Resigned Golf Club Members: It's the Same Category in New Jersey
Thursday, August 28, 2014
  • Spikes v. Hamilton Farms Golf Club (D. NJ 2014)

  • Meiselman v. Hamilton Farms Golf Club (D. NJ 2011)

Clubs that resell resigned memberships generally have separate "sell lists" for each membership category. Therefore, if a club sells memberships in a different membership category, those sales do not trigger resales of resigned memberships and the corresponding refund payments to the resigned members. When clubs issue memberships in "new" categories, the question arises as to whether the new category is truly a different membership category. In two separate cases (one decided in August 2011 and the other in January 2014), resigned members of Hamilton Farms Golf Club challenged the club's determination that membership sales in what the club called a new membership category did not count toward reissuing resigned memberships. In both cases, the club moved to dismiss the cases, and the court denied the motions, allowing the cases to proceed.

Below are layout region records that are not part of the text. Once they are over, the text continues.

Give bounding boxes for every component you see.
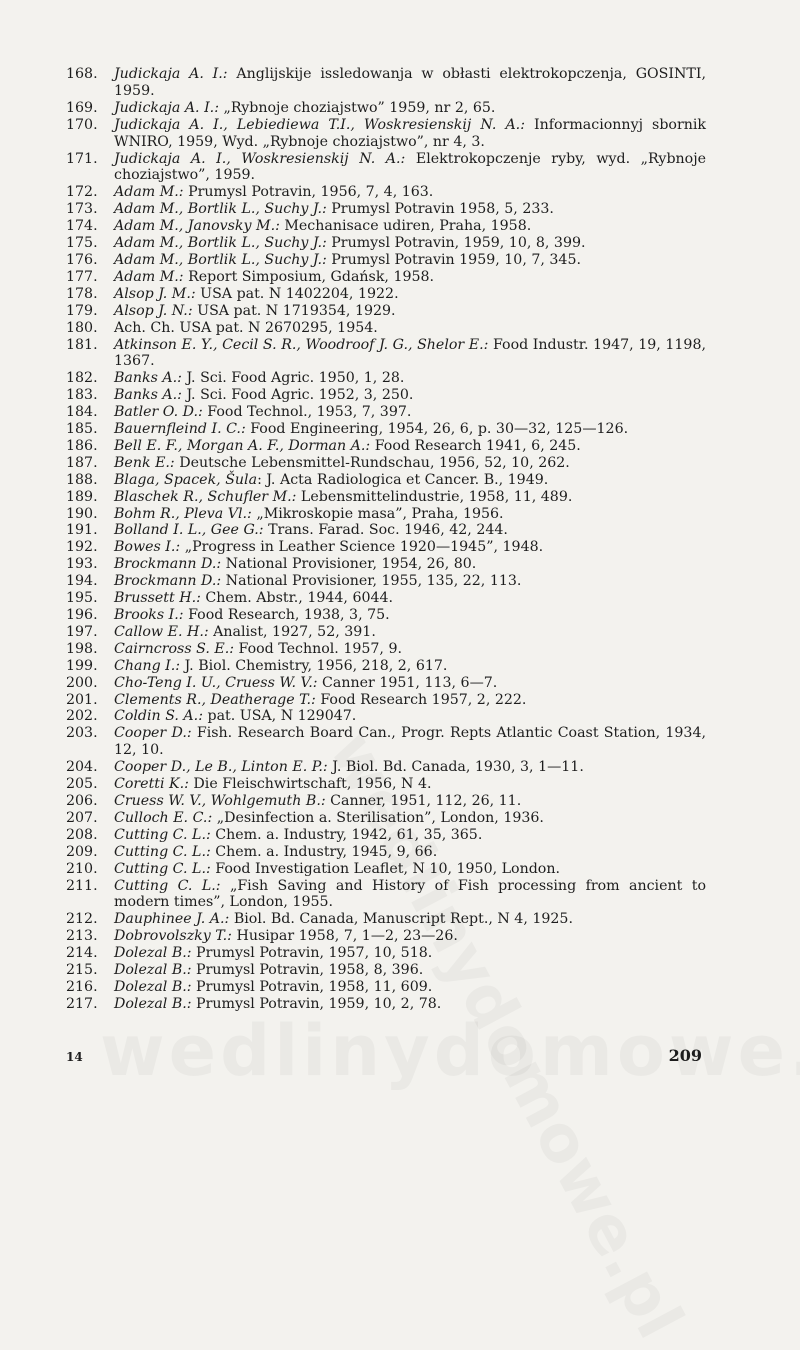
reference-number: 184. (66, 404, 98, 421)
reference-entry (66, 252, 706, 269)
reference-author: Brooks I.: (114, 607, 184, 623)
reference-list (66, 66, 706, 1013)
reference-source: J. Biol. Chemistry, 1956, 218, 2, 617. (180, 657, 448, 674)
reference-author: Alsop J. M.: (114, 285, 196, 302)
reference-source: „Fish Saving and History of Fish processing from ancient to modern times”, London, 1955. (114, 877, 706, 911)
reference-number: 180. (66, 319, 98, 336)
reference-source: Anglijskije issledowanja w obłasti elektrokopczenja, GOSINTI, 1959. (114, 66, 706, 99)
reference-author: Dolezal B.: (114, 945, 192, 962)
reference-source: Chem. a. Industry, 1942, 61, 35, 365. (210, 826, 483, 843)
reference-author: Bolland I. L., Gee G.: (114, 522, 264, 539)
reference-source: Food Research 1941, 6, 245. (370, 437, 581, 454)
reference-number: 216. (66, 978, 98, 995)
reference-entry (66, 337, 706, 371)
reference-entry (66, 708, 706, 725)
reference-source: „Desinfection a. Sterilisation”, London, 1936. (212, 809, 544, 826)
reference-number: 173. (66, 201, 98, 218)
reference-number: 206. (66, 792, 98, 809)
reference-author: Banks A.: (114, 370, 182, 387)
reference-number: 181. (66, 336, 98, 353)
reference-source: Ach. Ch. USA pat. N 2670295, 1954. (114, 319, 378, 336)
reference-entry (66, 844, 706, 861)
reference-number: 191. (66, 522, 98, 539)
reference-author: Atkinson E. Y., Cecil S. R., Woodroof J. G., Shelor E.: (114, 336, 489, 353)
reference-source: Food Industr. 1947, 19, 1198, 1367. (114, 336, 706, 370)
reference-source: Food Engineering, 1954, 26, 6, p. 30—32, 125—126. (245, 421, 629, 438)
reference-author: Batler O. D.: (114, 404, 203, 421)
reference-number: 205. (66, 776, 98, 793)
reference-number: 168. (66, 66, 98, 82)
reference-entry (66, 438, 706, 455)
reference-entry (66, 878, 706, 912)
reference-author: Blaschek R., Schufler M.: (114, 488, 297, 505)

The court did dismiss the resigned members' breach of contract claims because the membership documents gave the Club the right to create new membership categories. However, the court allowed the breach of good faith and fair dealing claims to proceed. The members alleged the new membership category had the same rights and privileges as the resigned members' category, and the Club created the category for the sole purpose of avoiding its obligation to refund membership deposits from membership sales. In allowing the claim to proceed, the court explained that a party breaches the duty of good faith and fair dealing if that party exercises its discretionary authority arbitrarily, unreasonably or capriciously with the objective of preventing the other party from receiving the reasonably expected fruits from the contract. In the 2011 case, the court noted that the new membership category could render the resigned members' categories unsalable, given that no prospective member would choose a more expensive membership with privileges identical to those offered under the cheaper alternative.

Whenever a club with a refundable membership waiting list issues a new membership category, the club and its counsel should carefully consider whether the membership category truly differs from the memberships on the waiting list. "New" isn't always different.